Critical Language winner ­goes from U-Hall to Jordan

Clare+VanSpeybrocek

Courtesy of Varya Bazalev

Clare VanSpeybrocek

Finish finals early. Move out of U-Hall. Go to Jordan.

This was Clare VanSpeybroeck’s pre-summer checklist last June after winning the Critical Language Scholarship, CLS, a summer-intensive program targeting critical languages — non-Western European languages with critical demand, but limited access. With the scholarship, she travelled to Amman, Jordan for eight weeks, where she studied Arabic.

The CLS program is an overseas language program of the U.S. Department of State for students enrolled at American universities. The program is focused on full immersion into critical language and culture and is completely free.

There are 15 critical languages that are part of the program, including Chinese, Portuguese, Turkish, Urdu, Hindi, Japanese and Korean. According to the program’s website, the languages are “critical to national security and economic prosperity… preparing students for the 21st century’s globalized workforce.”

VanSpeybroeck, a sophomore Arabic and international studies major, started learning Arabic through English Second Language, ESL, classes in her hometown, the Quad Cities. There, she met women from Morocco, Sudan and Iraq.

“They were all able to speak Arabic together and I had never realized the regional diversity of the language,” she said. “That’s why I chose it — it’s a language that held so much potential for communication.”

Arabic is spoken in more than 25 countries with 420 million native speakers, according to World Atlas. It’s also the fastest growing language in the U.S. — Arabic speakers over the age of five increased by 29 percent between 2010 and 2014, according to Pew Research data.

Though access to learning Arabic is limited, with only 161 high school programs offered nationally as of March 2017, it is increasing. Arabic enrollment in higher education increased by 51.5 percent between fall 2013 and 2016, according to a report by the Modern Language Association.

“In the early 1980s, it was primarily only the larger research universities, public and private, that offered Arabic language courses,” said history professor Warren Schultz. “That began to change soon thereafter, and by the mid to late 90s more and more universities began to teach it.”

VanSpeybroeck also has access to Arabic language here in Chicago. 2013 census data showed that 12,811 Chicago citizens speak Arabic as their first language, and many CPS schools offer Arabic classes.

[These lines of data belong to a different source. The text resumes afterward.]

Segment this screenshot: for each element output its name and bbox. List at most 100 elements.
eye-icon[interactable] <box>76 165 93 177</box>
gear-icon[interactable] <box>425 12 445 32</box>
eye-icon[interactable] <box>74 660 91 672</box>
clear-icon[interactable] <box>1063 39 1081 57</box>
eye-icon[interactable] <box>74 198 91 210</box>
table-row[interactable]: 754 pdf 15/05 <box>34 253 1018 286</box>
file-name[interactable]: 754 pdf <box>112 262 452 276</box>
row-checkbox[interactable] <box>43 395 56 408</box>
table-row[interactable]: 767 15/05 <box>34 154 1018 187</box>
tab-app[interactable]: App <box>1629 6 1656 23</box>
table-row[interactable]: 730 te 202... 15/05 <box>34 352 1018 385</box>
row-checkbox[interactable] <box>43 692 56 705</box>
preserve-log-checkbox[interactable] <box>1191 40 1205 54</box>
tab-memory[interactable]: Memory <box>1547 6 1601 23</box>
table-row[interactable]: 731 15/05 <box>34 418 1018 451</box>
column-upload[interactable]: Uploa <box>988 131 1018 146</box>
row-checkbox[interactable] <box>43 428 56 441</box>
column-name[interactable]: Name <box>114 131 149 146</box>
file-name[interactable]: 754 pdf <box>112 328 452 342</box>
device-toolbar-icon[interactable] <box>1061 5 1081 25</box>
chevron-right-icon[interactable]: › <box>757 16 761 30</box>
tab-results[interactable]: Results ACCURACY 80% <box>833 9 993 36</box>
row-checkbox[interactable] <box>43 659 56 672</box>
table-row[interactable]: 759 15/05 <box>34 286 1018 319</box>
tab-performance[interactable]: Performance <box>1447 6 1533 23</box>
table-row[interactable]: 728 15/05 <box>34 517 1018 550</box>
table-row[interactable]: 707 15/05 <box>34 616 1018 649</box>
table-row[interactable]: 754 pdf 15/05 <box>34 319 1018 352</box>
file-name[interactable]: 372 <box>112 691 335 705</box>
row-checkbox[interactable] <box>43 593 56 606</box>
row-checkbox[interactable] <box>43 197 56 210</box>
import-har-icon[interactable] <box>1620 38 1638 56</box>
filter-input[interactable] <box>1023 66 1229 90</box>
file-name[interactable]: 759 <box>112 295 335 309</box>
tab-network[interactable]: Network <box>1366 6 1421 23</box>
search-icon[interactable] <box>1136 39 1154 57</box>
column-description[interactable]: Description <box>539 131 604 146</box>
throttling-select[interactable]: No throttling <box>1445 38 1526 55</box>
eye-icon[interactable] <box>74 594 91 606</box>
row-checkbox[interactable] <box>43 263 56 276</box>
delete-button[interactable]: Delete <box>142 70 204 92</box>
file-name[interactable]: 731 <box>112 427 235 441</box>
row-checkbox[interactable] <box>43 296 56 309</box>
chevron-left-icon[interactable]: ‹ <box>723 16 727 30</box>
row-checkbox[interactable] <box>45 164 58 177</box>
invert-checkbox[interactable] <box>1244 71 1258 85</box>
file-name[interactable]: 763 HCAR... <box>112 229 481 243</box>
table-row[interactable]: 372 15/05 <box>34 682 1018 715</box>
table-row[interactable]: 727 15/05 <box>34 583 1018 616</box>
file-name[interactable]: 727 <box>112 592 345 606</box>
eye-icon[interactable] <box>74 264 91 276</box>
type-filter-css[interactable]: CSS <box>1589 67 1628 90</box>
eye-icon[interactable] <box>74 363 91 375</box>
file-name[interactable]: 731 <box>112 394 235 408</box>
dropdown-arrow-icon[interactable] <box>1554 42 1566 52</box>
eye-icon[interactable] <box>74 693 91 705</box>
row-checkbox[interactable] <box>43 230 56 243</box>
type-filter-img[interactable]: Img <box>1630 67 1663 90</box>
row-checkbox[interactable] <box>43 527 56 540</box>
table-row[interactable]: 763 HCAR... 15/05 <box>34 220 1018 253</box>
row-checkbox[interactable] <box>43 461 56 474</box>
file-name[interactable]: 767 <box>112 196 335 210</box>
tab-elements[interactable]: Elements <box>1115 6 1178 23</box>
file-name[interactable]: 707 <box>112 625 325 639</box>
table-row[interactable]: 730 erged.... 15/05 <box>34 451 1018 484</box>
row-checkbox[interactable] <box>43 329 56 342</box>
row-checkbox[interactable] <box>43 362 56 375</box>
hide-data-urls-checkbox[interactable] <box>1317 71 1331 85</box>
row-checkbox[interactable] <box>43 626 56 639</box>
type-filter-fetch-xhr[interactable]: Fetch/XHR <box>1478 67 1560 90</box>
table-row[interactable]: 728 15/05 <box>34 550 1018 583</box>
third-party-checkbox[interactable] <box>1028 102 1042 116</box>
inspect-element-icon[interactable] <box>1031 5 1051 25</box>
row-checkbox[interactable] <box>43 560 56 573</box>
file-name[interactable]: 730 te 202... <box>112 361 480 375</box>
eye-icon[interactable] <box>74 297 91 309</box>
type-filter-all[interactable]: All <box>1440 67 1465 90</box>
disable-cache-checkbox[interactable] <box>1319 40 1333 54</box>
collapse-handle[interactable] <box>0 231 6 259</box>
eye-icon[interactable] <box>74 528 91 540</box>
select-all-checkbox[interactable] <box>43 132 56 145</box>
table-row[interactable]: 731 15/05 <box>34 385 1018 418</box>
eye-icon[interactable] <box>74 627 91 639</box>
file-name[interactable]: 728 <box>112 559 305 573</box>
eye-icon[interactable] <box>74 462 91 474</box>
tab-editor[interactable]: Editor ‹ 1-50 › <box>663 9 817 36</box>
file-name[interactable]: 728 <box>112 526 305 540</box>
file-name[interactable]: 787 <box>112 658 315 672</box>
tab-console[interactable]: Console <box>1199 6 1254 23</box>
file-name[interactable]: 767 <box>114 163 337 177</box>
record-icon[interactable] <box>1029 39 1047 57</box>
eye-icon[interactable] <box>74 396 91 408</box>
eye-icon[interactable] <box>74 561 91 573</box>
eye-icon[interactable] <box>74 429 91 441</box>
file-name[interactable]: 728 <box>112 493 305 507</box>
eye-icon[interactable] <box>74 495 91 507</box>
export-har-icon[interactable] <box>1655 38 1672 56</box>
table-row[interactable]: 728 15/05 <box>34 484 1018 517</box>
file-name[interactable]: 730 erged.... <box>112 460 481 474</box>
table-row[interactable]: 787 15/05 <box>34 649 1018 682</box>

“It all feels so unlocked to me now that I know the language,” she said. “I love to go to restaurants and order in Arabic. Shout out to Mr. Falafel on Devon and California.”

In Jordan, VanSpeybroeck’s day-to-day was centered around learning the language. She, alongside the rest of her cohort, spent an hour each morning learning media-Arabic – Arabic specific to news – an hour learning the Jordanian dialect and then two hours of Modern Standard Arabic, the standard Arabic spoken throughout the world, she said.

Learning the Jordanian-specific dialect was specifically helpful, she said, because DePaul only teaches MSA.

“MSA is kind of like speaking Old English — you wouldn’t actually go around saying, ‘Where art thou,’” she said.

Outside of language learning, VanSpeybroeck’s time was spent cafe-hopping and salsa dancing. On the weekends with her Jordanian language partners, she would go to Wastal-Balad, downtown Amman, visiting museums and restaurants and salsa dancing at an old hotel.

Her host mother was a single woman in her 40s who spoke no English.

“It was awesome for our proficiency because we wouldn’t be able to speak with her unless we were speaking Arabic,” she said. “She was also unbelievably kind and made great food.”

Through the CLS program, VanSpeybroeck reached mid-to-high intermediacy, allowing her to build relationships with her host mother and Jordanian students without the binds of a language gap.

VanSpeybroeck often felt that receiving the scholarship was an honor she hadn’t earned, being the youngest in her cohort.

“One of the members of my cohort fought in Syria against ISIS last year,” she said. “And I’m just a sophomore at DePaul studying Arabic.’”

But with her continued work in Arabic education, VanSpeybroeck proves the scholarship was well-deserved. She now volunteers at MIRA, the Middle Eastern Immigration and Refugee Alliance, where she runs the front desk with an employee population made up of 90 percent refugees, she said. She also teaches weekly ESL classes to Arabic native speakers. 

Looking forward, VanSpeybroeck hopes to work in the foreign service, and plans to eventually make her way back to Amman.

“Once you feel completely comfortable, is when you’re getting ready to leave,” she said. “So I’ll be going back.”